Journal of Endocrinology ◽

10.1677/joe.0.0860497 ◽

1980 ◽

Vol 86 (3) ◽

pp. 497-500 ◽

Cited By ~ 10

Author(s):

MASAYOSHI KUMEGAWA ◽

NORIHIKO MAEDA ◽

TOSHIHIKO YAJIMA ◽

TAISHIN TAKUMA ◽

EIKO IKEDA ◽

...

Keyword(s):

Enzyme Activity ◽

Amylase Activity ◽

Daily Injection ◽

Pancreatic Amylase ◽

Neonatal Rats ◽

Rat Pancreas ◽

Developing Rat ◽

Permissive Role ◽

Intact Rats

The effect of l-thyroxine (T4) on amylase activity in the developing rat pancreas has been investigated.
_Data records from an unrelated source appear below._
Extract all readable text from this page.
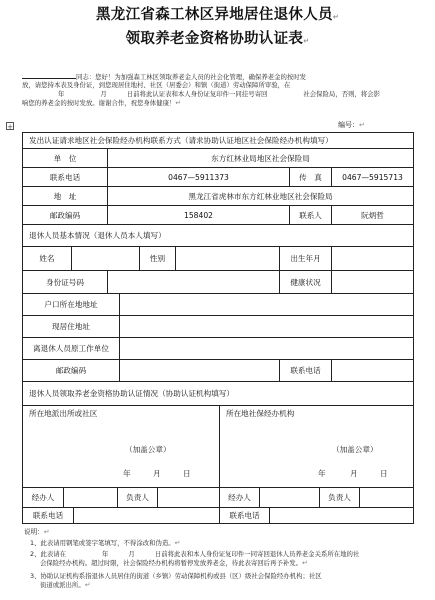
黑龙江省森工林区异地居住退休人员↵
领取养老金资格协助认证表↵
同志：您好！为加强森工林区领取养老金人员的社会化管理，确保养老金的按时发
放，请您持本表及身份证，到您现居住地村、社区（居委会）和镇（街道）劳动保障所审验，在
年	月	日前将此认证表和本人身份证复印件一同挂号寄回	社会保险局，否则，将会影
响您的养老金的按时发放。谢谢合作，祝您身体健康！↵
+	编号：↵
发出认证请求地区社会保险经办机构联系方式（请求协助认证地区社会保险经办机构填写）
单　位	东方红林业局地区社会保险局
联系电话	0467—5911373	传　真	0467—5915713
地　址	黑龙江省虎林市东方红林业地区社会保险局
邮政编码	158402	联系人	阮炳哲
退休人员基本情况（退休人员本人填写）
姓名	性别	出生年月
身份证号码	健康状况
户口所在地地址
现居住地址
离退休人员原工作单位
邮政编码	联系电话
退休人员领取养老金资格协助认证情况（协助认证机构填写）
所在地派出所或社区
（加盖公章）
年	月	日
所在地社保经办机构
（加盖公章）
年	月	日
经办人	负责人	经办人	负责人
联系电话	联系电话
说明：↵
1、此表请用钢笔或签字笔填写，不得涂改和伪造。↵
2、此表请在	年	月	日前将此表和本人身份证复印件一同寄回退休人员养老金关系所在地的社
会保险经办机构。超过时限，社会保险经办机构将暂停发放养老金，待此表寄回后再予补发。↵
3、协助认证机构系指退休人员居住的街道（乡镇）劳动保障机构或县（区）级社会保险经办机构；社区
街道或派出所。↵
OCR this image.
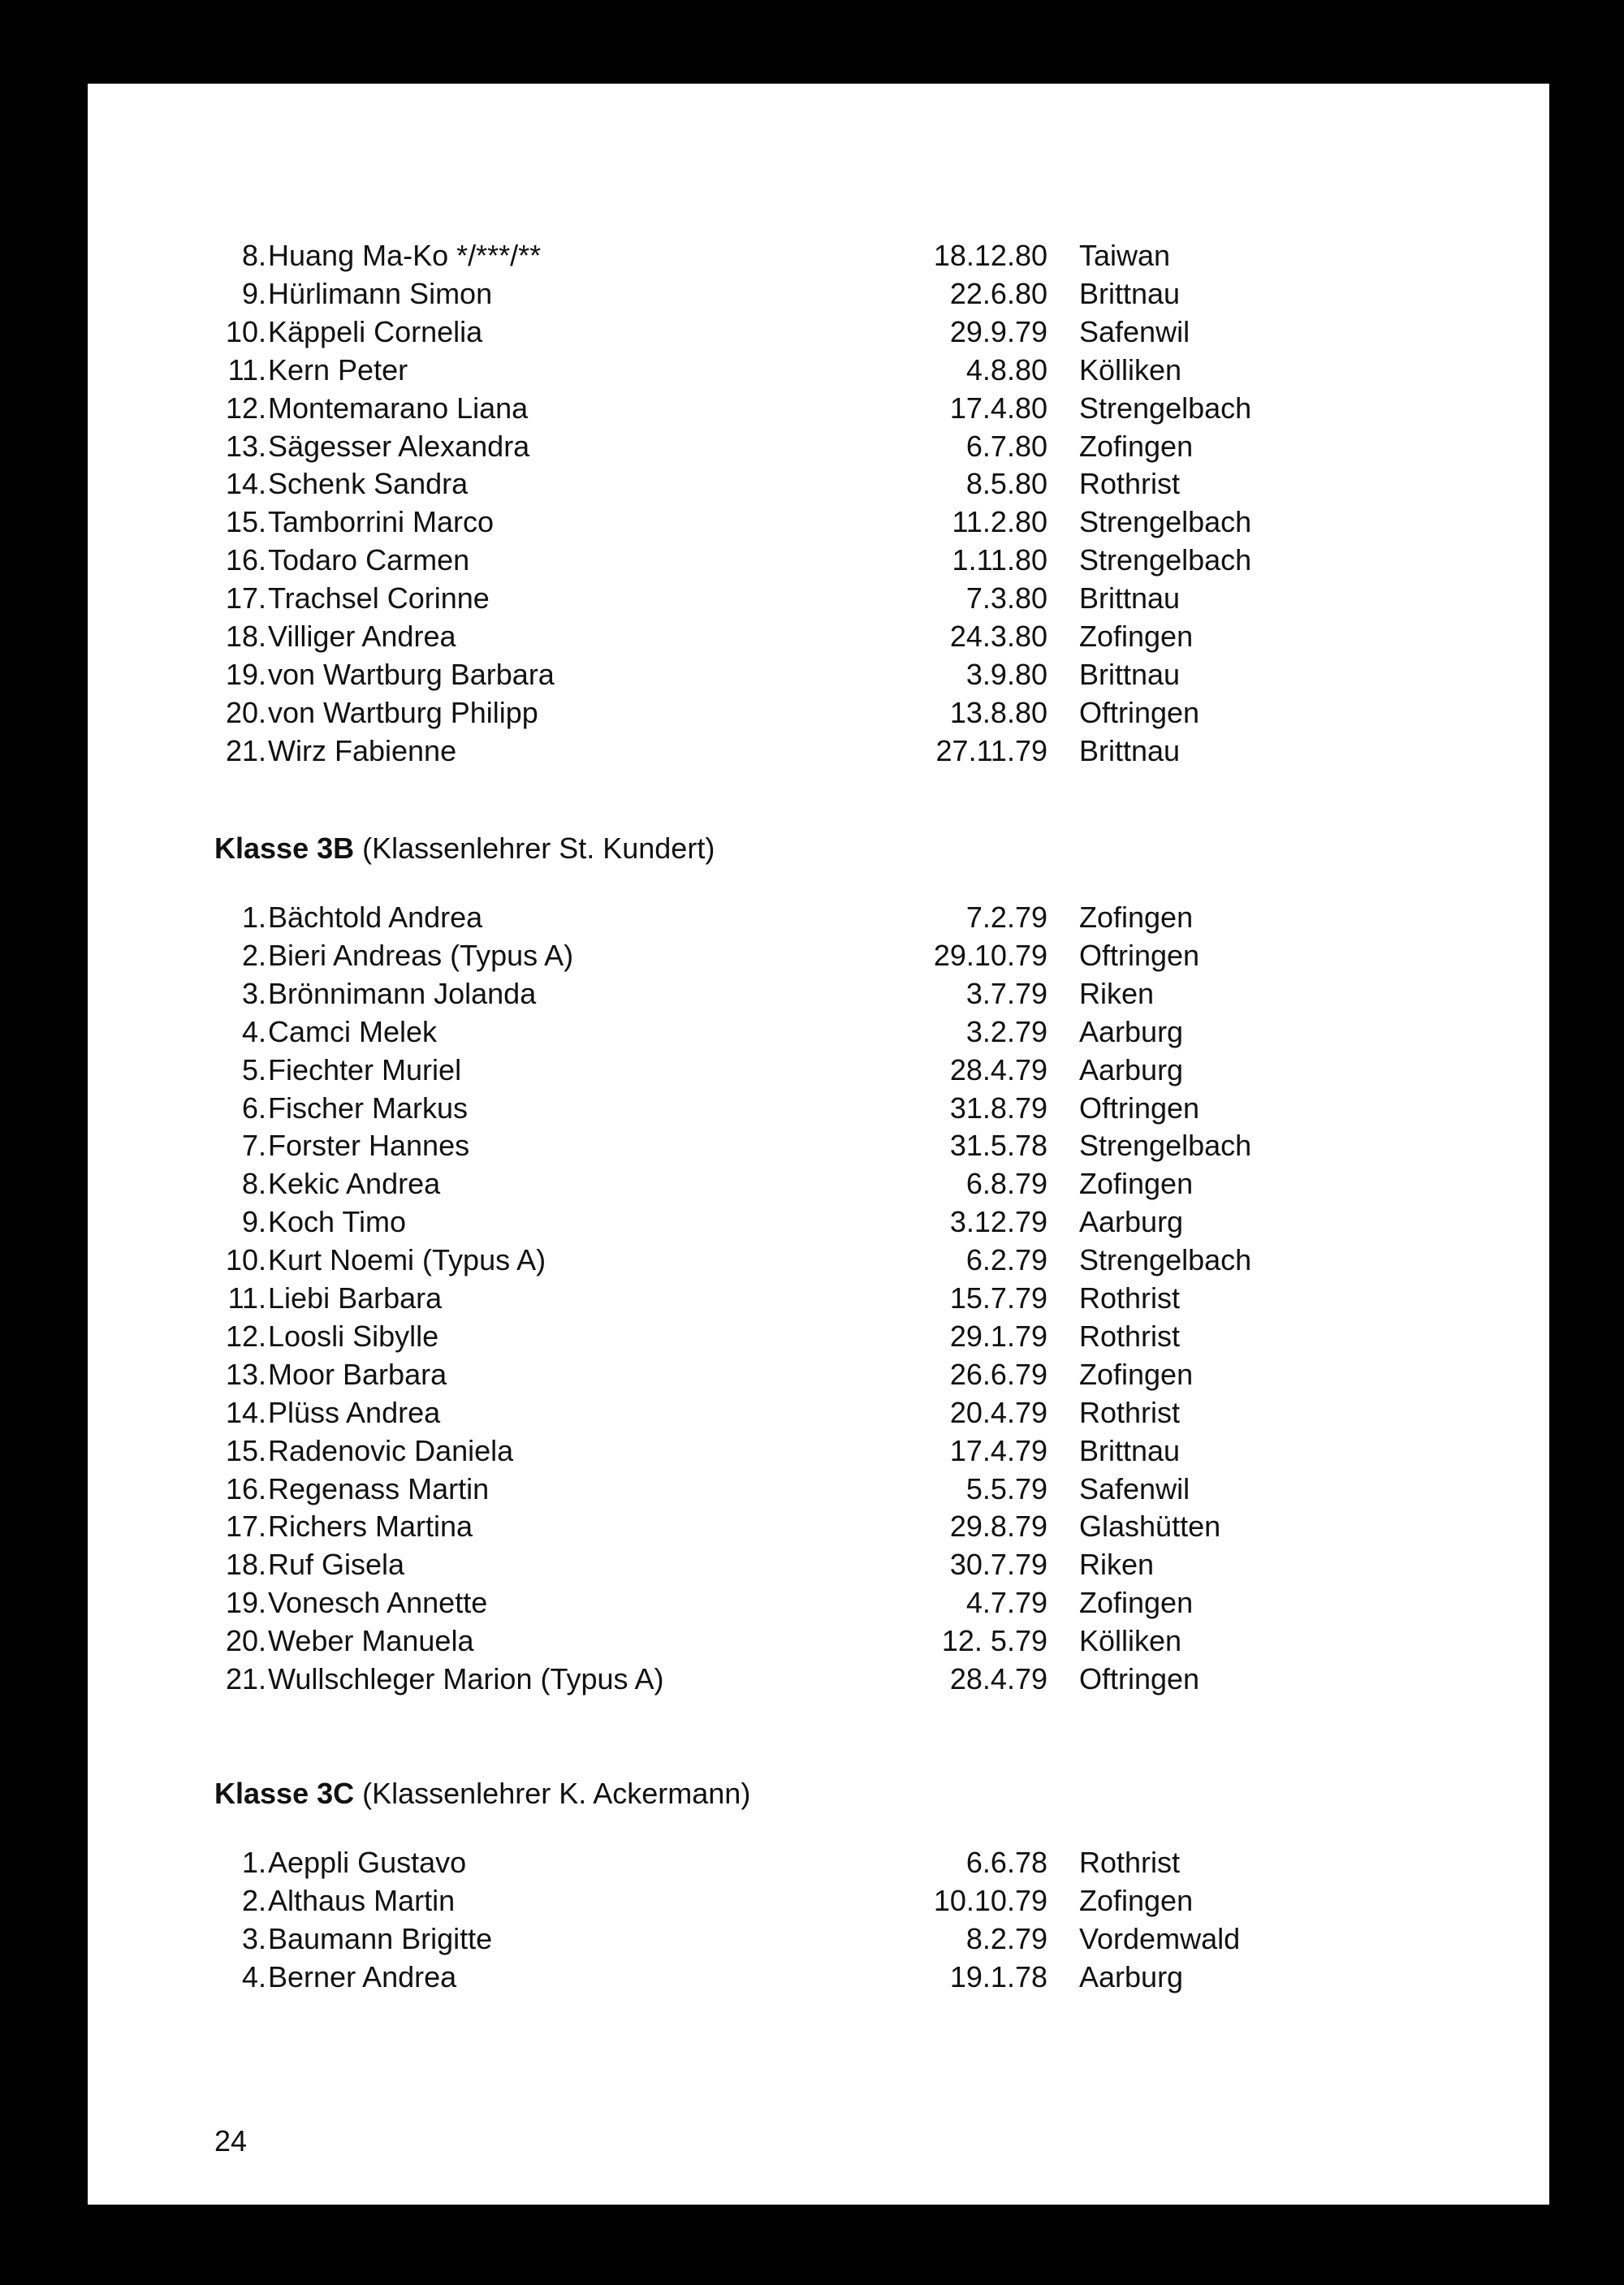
8. Huang Ma-Ko */***/**	18.12.80 Taiwan
9. Hürlimann Simon	22.6.80 Brittnau
10. Käppeli Cornelia	29.9.79 Safenwil
11. Kern Peter	4.8.80 Kölliken
12. Montemarano Liana	17.4.80 Strengelbach
13. Sägesser Alexandra	6.7.80 Zofingen
14. Schenk Sandra	8.5.80 Rothrist
15. Tamborrini Marco	11.2.80 Strengelbach
16. Todaro Carmen	1.11.80 Strengelbach
17. Trachsel Corinne	7.3.80 Brittnau
18. Villiger Andrea	24.3.80 Zofingen
19. von Wartburg Barbara	3.9.80 Brittnau
20. von Wartburg Philipp	13.8.80 Oftringen
21. Wirz Fabienne	27.11.79 Brittnau
Klasse 3B (Klassenlehrer St. Kundert)
1. Bächtold Andrea	7.2.79 Zofingen
2. Bieri Andreas (Typus A)	29.10.79 Oftringen
3. Brönnimann Jolanda	3.7.79 Riken
4. Camci Melek	3.2.79 Aarburg
5. Fiechter Muriel	28.4.79 Aarburg
6. Fischer Markus	31.8.79 Oftringen
7. Forster Hannes	31.5.78 Strengelbach
8. Kekic Andrea	6.8.79 Zofingen
9. Koch Timo	3.12.79 Aarburg
10. Kurt Noemi (Typus A)	6.2.79 Strengelbach
11. Liebi Barbara	15.7.79 Rothrist
12. Loosli Sibylle	29.1.79 Rothrist
13. Moor Barbara	26.6.79 Zofingen
14. Plüss Andrea	20.4.79 Rothrist
15. Radenovic Daniela	17.4.79 Brittnau
16. Regenass Martin	5.5.79 Safenwil
17. Richers Martina	29.8.79 Glashütten
18. Ruf Gisela	30.7.79 Riken
19. Vonesch Annette	4.7.79 Zofingen
20. Weber Manuela	12. 5.79 Kölliken
21. Wullschleger Marion (Typus A)	28.4.79 Oftringen
Klasse 3C (Klassenlehrer K. Ackermann)
1. Aeppli Gustavo	6.6.78 Rothrist
2. Althaus Martin	10.10.79 Zofingen
3. Baumann Brigitte	8.2.79 Vordemwald
4. Berner Andrea	19.1.78 Aarburg
24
Administration of T4 (0·2 μg/g body wt) alone to intact rats on days 5–10 after birth did not induce pancreatic amylase but the enzyme was induced significantly by daily injection of cortisol (10 μg/g body wt) alone into intact rats over the same period. In thyroidectomized, adrenalectomized rats pancreatic amylase was not induced by the injection of cortisol alone but it was induced by the administration of cortisol plus T4. Increase in enzyme activity was much less in thyroidectomized animals than in intact animals. These results suggested that T4 does not have a direct effect in increasing pancreatic amylase activity but plays a permissive role in increasing enzyme activity.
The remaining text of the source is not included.